Nova Saki [Emang lo pacar gue? Ge er anjir😑]
Sengaja Nova memancing kekesalam cowok itu. Membiarkan rasa cemburu menggerogoti hati Teija.
Teija Nero [Awas lo, Va. Gue gk main2 nanti kalo UN selesai!]
Nova Saki [Bodo amat!]
Nova segera mematikan data ponselnya, karena bisa dipastikan setelah balasan seperti itu diberikan, Teija akan meneleponnya. Nova tak mau kalah, dia bisa membuat Teija kelimpungan. Ini bukan hanya momen ujian kelulusan, bukan hanya ujian untuk Nova yang tak bisa dekat-dekat Teija, tapi juga harus menjadi ujian bagi Teija yang besar kemungkinan sedang terbakar api cemburu buta.

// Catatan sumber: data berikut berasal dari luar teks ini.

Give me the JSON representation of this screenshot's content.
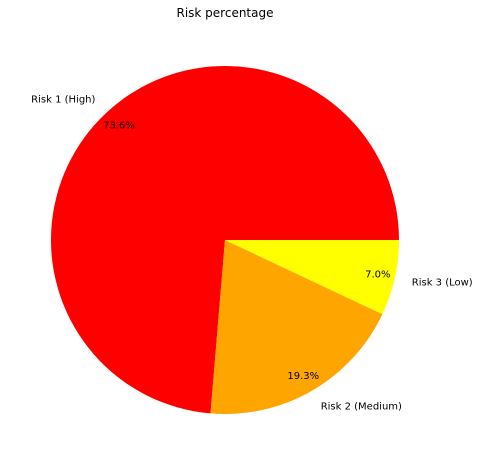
{
  "chart_data": {
    "type": "pie",
    "title": "Risk percentage",
    "categories": [
      "Risk 1 (High)",
      "Risk 2 (Medium)",
      "Risk 3 (Low)"
    ],
    "values": [
      73.6,
      19.3,
      7.0
    ],
    "percent_labels": [
      "73.6%",
      "19.3%",
      "7.0%"
    ],
    "colors": [
      "#ff0000",
      "#ffa500",
      "#ffff00"
    ],
    "start_angle_deg": 0,
    "direction": "counterclockwise",
    "legend": "none"
  }
}
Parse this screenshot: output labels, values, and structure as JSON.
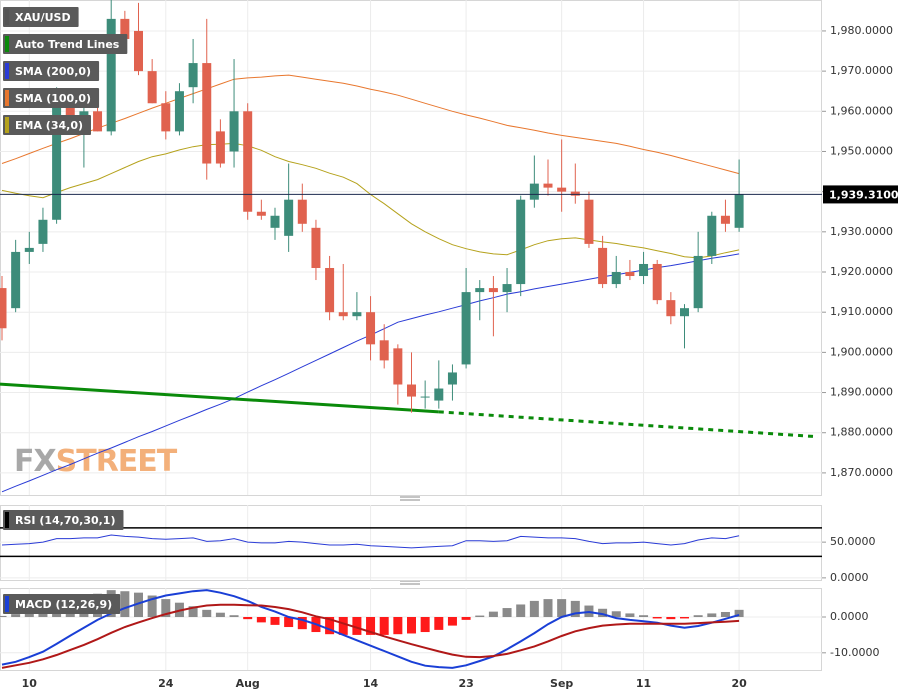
{
  "chart_data": [
    {
      "type": "candlestick",
      "name": "XAU/USD",
      "legend_color": "#555555",
      "up_color": "#3d8c7a",
      "down_color": "#e0624f",
      "grid": true,
      "categories": [
        null,
        null,
        "10",
        null,
        null,
        null,
        null,
        null,
        null,
        null,
        null,
        null,
        "24",
        null,
        null,
        null,
        null,
        null,
        "Aug",
        null,
        null,
        null,
        null,
        null,
        null,
        null,
        null,
        "14",
        null,
        null,
        null,
        null,
        null,
        null,
        "23",
        null,
        null,
        null,
        null,
        null,
        null,
        "Sep",
        null,
        null,
        null,
        null,
        null,
        "11",
        null,
        null,
        null,
        null,
        null,
        null,
        "20"
      ],
      "open": [
        1916,
        1911,
        1925,
        1927,
        1933,
        1962,
        1958,
        1960,
        1955,
        1983,
        1980,
        1970,
        1962,
        1955,
        1966,
        1972,
        1955,
        1950,
        1960,
        1935,
        1931,
        1929,
        1938,
        1931,
        1921,
        1910,
        1909,
        1910,
        1903,
        1901,
        1892,
        1889,
        1888,
        1892,
        1897,
        1915,
        1916,
        1915,
        1917,
        1938,
        1942,
        1941,
        1940,
        1938,
        1926,
        1917,
        1920,
        1919,
        1922,
        1913,
        1909,
        1911,
        1924,
        1934,
        1931
      ],
      "high": [
        1919,
        1928,
        1930,
        1936,
        1966,
        1964,
        1963,
        1962,
        1988,
        1985,
        1987,
        1973,
        1965,
        1967,
        1978,
        1983,
        1958,
        1973,
        1962,
        1938,
        1936,
        1947,
        1942,
        1933,
        1924,
        1922,
        1915,
        1914,
        1907,
        1902,
        1900,
        1893,
        1898,
        1897,
        1921,
        1918,
        1919,
        1921,
        1939,
        1949,
        1948,
        1953,
        1947,
        1940,
        1929,
        1924,
        1923,
        1925,
        1923,
        1915,
        1912,
        1930,
        1935,
        1938,
        1948
      ],
      "low": [
        1903,
        1910,
        1922,
        1925,
        1932,
        1955,
        1946,
        1955,
        1954,
        1976,
        1969,
        1962,
        1953,
        1954,
        1962,
        1943,
        1946,
        1946,
        1933,
        1933,
        1928,
        1925,
        1930,
        1918,
        1908,
        1908,
        1908,
        1898,
        1896,
        1887,
        1885,
        1886,
        1886,
        1888,
        1896,
        1908,
        1904,
        1910,
        1914,
        1936,
        1939,
        1935,
        1937,
        1926,
        1916,
        1916,
        1918,
        1917,
        1912,
        1907,
        1901,
        1910,
        1922,
        1930,
        1930
      ],
      "close": [
        1906,
        1925,
        1926,
        1933,
        1962,
        1958,
        1960,
        1955,
        1983,
        1978,
        1970,
        1962,
        1955,
        1965,
        1972,
        1947,
        1947,
        1960,
        1935,
        1934,
        1934,
        1938,
        1932,
        1921,
        1910,
        1909,
        1910,
        1902,
        1898,
        1892,
        1889,
        1889,
        1891,
        1895,
        1915,
        1916,
        1915,
        1917,
        1938,
        1942,
        1941,
        1940,
        1939,
        1927,
        1917,
        1920,
        1919,
        1922,
        1913,
        1909,
        1911,
        1924,
        1934,
        1932,
        1939.31
      ],
      "series": [
        {
          "name": "SMA (200,0)",
          "color": "#2a3bd6",
          "values": [
            1865.3,
            1866.7,
            1868,
            1869.4,
            1870.8,
            1872.1,
            1873.5,
            1874.9,
            1876.2,
            1877.6,
            1879,
            1880.3,
            1881.7,
            1883.1,
            1884.4,
            1885.8,
            1887.1,
            1888.5,
            1890.1,
            1891.7,
            1893.2,
            1894.8,
            1896.4,
            1898,
            1899.6,
            1901.2,
            1902.8,
            1904.3,
            1905.9,
            1907.5,
            1908.4,
            1909.3,
            1910.1,
            1911,
            1911.9,
            1912.8,
            1913.6,
            1914.5,
            1915.1,
            1915.8,
            1916.4,
            1917,
            1917.6,
            1918.2,
            1918.8,
            1919.3,
            1919.9,
            1920.5,
            1921.1,
            1921.6,
            1922.2,
            1922.8,
            1923.4,
            1923.9,
            1924.5
          ]
        },
        {
          "name": "SMA (100,0)",
          "color": "#e8772e",
          "values": [
            1947,
            1948.2,
            1949.5,
            1950.8,
            1952,
            1953.2,
            1954.5,
            1955.8,
            1957,
            1958.2,
            1959.5,
            1960.8,
            1962,
            1963.2,
            1964.4,
            1965.6,
            1966.8,
            1968,
            1968.3,
            1968.5,
            1968.8,
            1969,
            1968.5,
            1968,
            1967.5,
            1967,
            1966.3,
            1965.5,
            1964.8,
            1964,
            1963,
            1962,
            1961,
            1960,
            1959.1,
            1958.3,
            1957.4,
            1956.5,
            1955.9,
            1955.3,
            1954.6,
            1954,
            1953.5,
            1953,
            1952.5,
            1952,
            1951.3,
            1950.5,
            1949.8,
            1949,
            1948.1,
            1947.2,
            1946.3,
            1945.4,
            1944.5
          ]
        },
        {
          "name": "EMA (34,0)",
          "color": "#b5a21c",
          "values": [
            1940.3,
            1939.6,
            1939,
            1938.5,
            1939.8,
            1941,
            1942,
            1943,
            1944.5,
            1946,
            1947.5,
            1948.7,
            1949.4,
            1950.4,
            1951.2,
            1951.7,
            1951.8,
            1952,
            1951.4,
            1950.3,
            1948.7,
            1947.5,
            1946.7,
            1945.8,
            1944.6,
            1943.6,
            1942,
            1939.3,
            1937,
            1934.5,
            1932,
            1930,
            1928.3,
            1926.8,
            1925.8,
            1925,
            1924.5,
            1924.3,
            1925.5,
            1926.8,
            1927.8,
            1928.3,
            1928.5,
            1928,
            1927.5,
            1927.1,
            1926.5,
            1926,
            1925.3,
            1924.6,
            1923.8,
            1923.5,
            1924,
            1924.8,
            1925.5
          ]
        }
      ],
      "trend_line": {
        "name": "Auto Trend Lines",
        "color": "#0a8a0a",
        "values": [
          1892.1,
          1885.2,
          1879.0
        ]
      },
      "last_price": {
        "value": 1939.31,
        "label": "1,939.3100"
      },
      "ylim": [
        1864.5,
        1987.7
      ],
      "yticks": [
        {
          "value": 1870,
          "label": "1,870.0000"
        },
        {
          "value": 1880,
          "label": "1,880.0000"
        },
        {
          "value": 1890,
          "label": "1,890.0000"
        },
        {
          "value": 1900,
          "label": "1,900.0000"
        },
        {
          "value": 1910,
          "label": "1,910.0000"
        },
        {
          "value": 1920,
          "label": "1,920.0000"
        },
        {
          "value": 1930,
          "label": "1,930.0000"
        },
        {
          "value": 1940,
          "label": "1,940.0000"
        },
        {
          "value": 1950,
          "label": "1,950.0000"
        },
        {
          "value": 1960,
          "label": "1,960.0000"
        },
        {
          "value": 1970,
          "label": "1,970.0000"
        },
        {
          "value": 1980,
          "label": "1,980.0000"
        }
      ],
      "watermark": [
        "FX",
        "STREET"
      ]
    },
    {
      "type": "rsi",
      "name": "RSI (14,70,30,1)",
      "color": "#2a3bd6",
      "levels": [
        70,
        30
      ],
      "values": [
        46,
        47,
        48,
        50,
        55,
        55,
        56,
        56,
        60,
        58,
        57,
        55,
        54,
        55,
        56,
        51,
        52,
        55,
        50,
        49,
        49,
        51,
        50,
        48,
        46,
        46,
        47,
        45,
        44,
        43,
        42,
        43,
        44,
        45,
        52,
        52,
        51,
        52,
        58,
        57,
        56,
        56,
        55,
        51,
        48,
        49,
        49,
        50,
        48,
        46,
        48,
        53,
        56,
        55,
        59
      ],
      "ylim": [
        -3,
        102
      ],
      "yticks": [
        {
          "value": 0,
          "label": "0.0000"
        },
        {
          "value": 50,
          "label": "50.0000"
        }
      ]
    },
    {
      "type": "macd",
      "name": "MACD (12,26,9)",
      "series": [
        {
          "color": "#1a3fd6",
          "values": [
            -13.3,
            -12.5,
            -11.2,
            -9.7,
            -7.5,
            -5.2,
            -3,
            -0.8,
            1,
            2.5,
            3.8,
            5,
            6,
            6.6,
            7.2,
            7.5,
            6.8,
            5.8,
            4.5,
            2.8,
            1.5,
            0,
            -0.8,
            -2,
            -3.5,
            -5,
            -6.5,
            -8,
            -9.5,
            -11,
            -12.5,
            -13.6,
            -14,
            -14.2,
            -13.5,
            -12.3,
            -11,
            -9,
            -6.8,
            -4.5,
            -2,
            0,
            1,
            1.4,
            0.8,
            -0.3,
            -0.8,
            -1.2,
            -1.6,
            -2.4,
            -3,
            -2.5,
            -1.6,
            -0.5,
            0.6
          ]
        },
        {
          "color": "#b01818",
          "values": [
            -14.2,
            -13.5,
            -12.8,
            -11.8,
            -10.6,
            -9.2,
            -7.8,
            -6.2,
            -4.4,
            -2.8,
            -1.5,
            -0.3,
            0.8,
            1.8,
            2.6,
            3.2,
            3.4,
            3.4,
            3.3,
            3.2,
            2.8,
            2.2,
            1.3,
            0.2,
            -0.6,
            -1.8,
            -3,
            -4.2,
            -5.4,
            -6.5,
            -7.6,
            -8.6,
            -9.6,
            -10.5,
            -11.1,
            -11.2,
            -10.9,
            -10.3,
            -9.3,
            -8.2,
            -6.8,
            -5.3,
            -4,
            -3.1,
            -2.4,
            -2.1,
            -1.9,
            -1.9,
            -1.9,
            -1.9,
            -1.9,
            -1.7,
            -1.5,
            -1.3,
            -1.1
          ]
        }
      ],
      "histogram": {
        "up_color": "#8a8a8a",
        "down_color": "#ff1a1a",
        "values": [
          0.3,
          0.8,
          1.6,
          2.5,
          3.5,
          4.5,
          5.5,
          6.5,
          7.5,
          7.2,
          6.8,
          6,
          5,
          4,
          3,
          2,
          1.2,
          0.5,
          -0.6,
          -1.5,
          -2.2,
          -2.8,
          -3.4,
          -4.2,
          -4.8,
          -5,
          -5,
          -5,
          -5,
          -4.8,
          -4.6,
          -4.2,
          -3.6,
          -2.4,
          -0.8,
          0.4,
          1.5,
          2.5,
          3.5,
          4.5,
          5,
          5,
          4.5,
          3.2,
          2.3,
          1.6,
          1,
          0.5,
          -0.4,
          -0.6,
          -0.4,
          0.5,
          1,
          1.4,
          2
        ]
      },
      "ylim": [
        -14.8,
        8.1
      ],
      "yticks": [
        {
          "value": -10,
          "label": "-10.0000"
        },
        {
          "value": 0,
          "label": "0.0000"
        }
      ]
    }
  ]
}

"Udah, seneng?" tanya Agus.
"Yeps!"
"Nggak gratis, ya. Lo pasang foto hasil keluar jajan sama gue, terus pake acara nambahin 'abang pacar' segala. Pokoknya lo harus bayar mahal jasa gue bikin Teija uring-uringan."

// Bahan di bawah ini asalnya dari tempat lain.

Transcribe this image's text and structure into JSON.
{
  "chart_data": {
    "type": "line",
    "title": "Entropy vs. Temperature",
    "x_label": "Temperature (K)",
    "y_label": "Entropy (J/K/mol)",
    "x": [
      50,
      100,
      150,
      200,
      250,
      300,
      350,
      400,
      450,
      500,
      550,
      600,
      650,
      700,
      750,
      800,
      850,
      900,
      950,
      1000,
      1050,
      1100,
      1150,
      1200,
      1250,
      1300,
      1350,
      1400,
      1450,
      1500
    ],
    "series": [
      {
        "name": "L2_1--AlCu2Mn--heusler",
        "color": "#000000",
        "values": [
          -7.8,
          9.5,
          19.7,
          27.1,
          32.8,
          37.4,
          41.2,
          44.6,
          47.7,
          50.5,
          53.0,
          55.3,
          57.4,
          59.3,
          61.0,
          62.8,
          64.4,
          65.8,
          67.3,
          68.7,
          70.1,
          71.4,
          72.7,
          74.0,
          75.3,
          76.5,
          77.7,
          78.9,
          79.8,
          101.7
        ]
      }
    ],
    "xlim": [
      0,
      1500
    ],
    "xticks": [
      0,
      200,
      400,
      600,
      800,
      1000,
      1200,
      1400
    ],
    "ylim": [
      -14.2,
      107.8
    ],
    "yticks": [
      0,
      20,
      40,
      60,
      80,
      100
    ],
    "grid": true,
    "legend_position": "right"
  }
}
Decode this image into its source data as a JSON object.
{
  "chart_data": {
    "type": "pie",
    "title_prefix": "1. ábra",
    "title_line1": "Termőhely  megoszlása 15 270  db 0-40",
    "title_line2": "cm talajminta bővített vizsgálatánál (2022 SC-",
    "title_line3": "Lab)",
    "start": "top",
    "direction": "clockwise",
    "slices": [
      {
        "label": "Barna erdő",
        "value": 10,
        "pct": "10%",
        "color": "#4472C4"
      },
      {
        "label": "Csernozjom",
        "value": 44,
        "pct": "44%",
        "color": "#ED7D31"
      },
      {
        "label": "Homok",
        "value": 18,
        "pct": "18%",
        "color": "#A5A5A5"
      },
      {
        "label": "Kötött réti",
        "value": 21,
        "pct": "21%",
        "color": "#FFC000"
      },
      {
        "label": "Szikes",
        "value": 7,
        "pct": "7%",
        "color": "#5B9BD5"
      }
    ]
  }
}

"Iya, nanti. Gue minta Teja aja. Gitu-gitu duitnya mayan dia."
"Kok, minta Teija?" balas Agus.
"Lo lupa, ya? Gue bininya Teja. Tugas bini itu ya dapet jatah bulanan. Apa pun yang gue butuhin, ya, gue boleh minta Teja."
"Laki lo masih anak sekolahan, bego!"
"Nggak ngaruh. Dia diem-diem punya duit. Percaya sama gue. Udahlah, gue mau tidur siang. Suasana hati gue mulai damai, nih. Bye!"
Agus hanya bisa menggelengkan kepalanya. Tingkah sang adik benar-benar tak bisa ditakar dengan apa pun. Semoga saja Teija tak kapok berurusan dengan ras terkuat di bumi itu.